Install an exhaust fan-preferably one that vents to the outdoors-over the stove to reduce exposure to combustion by-products, including carbon monoxide. Check the flame and pilot lights regularly-the flames should be blue, with a slight yellow tip at most. If the flame is too yellow or orange, have the utility company adjust it. If you have a gas stove, be sure to install a carbon monoxide detector in your home.
Sink or Toilet
Leaky fixtures can increase indoor humidity, promoting the growth of black mold (Stachybotrys chartarum), identified as a health threat only in the last decade. Black mold isn’t the stuff that grows on ceramic tile or the grouting in your shower, but it may grow on walls, ceilings, ceiling tiles, and carpets. In adults, it can cause fatigue as well as symptoms affecting the eyes, skin, lungs, and nervous system. Exposure to this mold has also been linked with fatal cases of bleeding lungs in infants. To keep moisture from building up, install and regularly use exhaust fans in all bathrooms, as well as in basements and kitchens, and fix water leaks promptly.

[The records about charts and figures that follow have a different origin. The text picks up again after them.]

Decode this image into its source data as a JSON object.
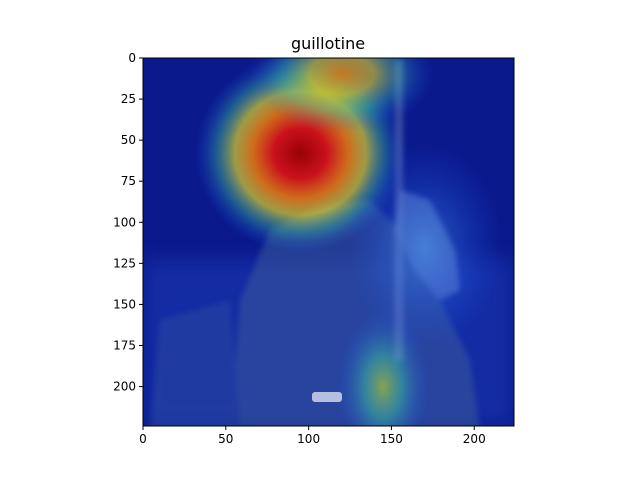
{
  "chart_data": {
    "type": "heatmap",
    "title": "guillotine",
    "xlabel": "",
    "ylabel": "",
    "xlim": [
      0,
      224
    ],
    "ylim": [
      224,
      0
    ],
    "x_ticks": [
      "0",
      "50",
      "100",
      "150",
      "200"
    ],
    "y_ticks": [
      "0",
      "25",
      "50",
      "75",
      "100",
      "125",
      "150",
      "175",
      "200"
    ],
    "grid": false,
    "colormap": "jet",
    "hotspots": [
      {
        "x": 95,
        "y": 58,
        "spread_x": 40,
        "spread_y": 38,
        "intensity": 1.0
      },
      {
        "x": 120,
        "y": 10,
        "spread_x": 35,
        "spread_y": 22,
        "intensity": 0.55
      },
      {
        "x": 145,
        "y": 200,
        "spread_x": 18,
        "spread_y": 30,
        "intensity": 0.4
      },
      {
        "x": 170,
        "y": 115,
        "spread_x": 30,
        "spread_y": 40,
        "intensity": 0.25
      }
    ],
    "axis_color": "#000000",
    "background_color": "#ffffff"
  }
}
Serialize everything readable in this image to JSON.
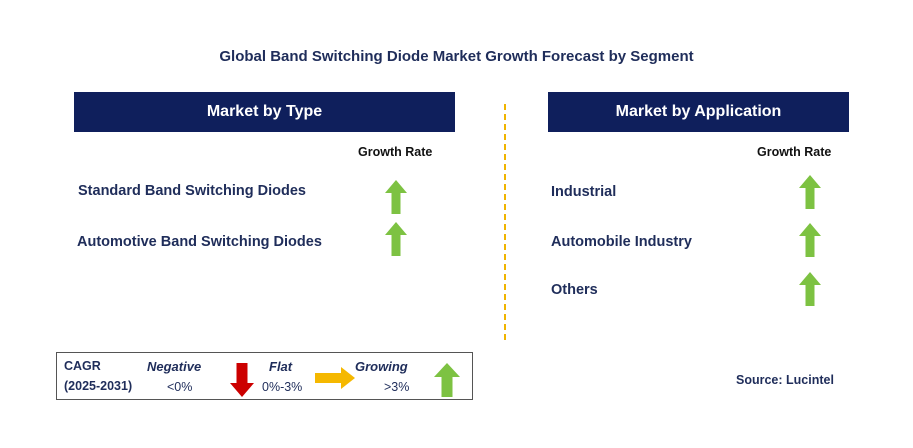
{
  "title": "Global Band Switching Diode Market Growth Forecast by Segment",
  "left_panel": {
    "header": "Market by Type",
    "growth_label": "Growth Rate",
    "items": [
      {
        "label": "Standard Band Switching Diodes",
        "trend": "growing"
      },
      {
        "label": "Automotive Band Switching Diodes",
        "trend": "growing"
      }
    ]
  },
  "right_panel": {
    "header": "Market by Application",
    "growth_label": "Growth Rate",
    "items": [
      {
        "label": "Industrial",
        "trend": "growing"
      },
      {
        "label": "Automobile Industry",
        "trend": "growing"
      },
      {
        "label": "Others",
        "trend": "growing"
      }
    ]
  },
  "legend": {
    "cagr_label": "CAGR",
    "period": "(2025-2031)",
    "negative": {
      "name": "Negative",
      "range": "<0%",
      "color": "#cc0000"
    },
    "flat": {
      "name": "Flat",
      "range": "0%-3%",
      "color": "#f5b800"
    },
    "growing": {
      "name": "Growing",
      "range": ">3%",
      "color": "#7dc242"
    }
  },
  "source": "Source: Lucintel",
  "colors": {
    "header_bg": "#0f1f5c",
    "text": "#1f2d5a",
    "up_arrow": "#7dc242",
    "divider": "#f0b400"
  }
}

Showers, Dishwashers, and Washing Machines
These appliances strip chemicals from the water and spew them into the air via heat and spray. University of Texas researchers found dishwashers to be among the worst offenders, releasing numerous chemicals including chlorine. Wait until the dishwasher has completely cooled before you open it. And turn on the exhaust fan or open a window during your bath or shower and for at least 10 minutes afterward.
Other research found that fecal bacteria and viruses, including hepatitis A and E. coli. can survive the wash cycle and possibly infect you when you handle wet laundry. Minimize the risk by adding bleach to the first load to sanitize your machine. Wash underwear separately from other clothes using the hottest water setting.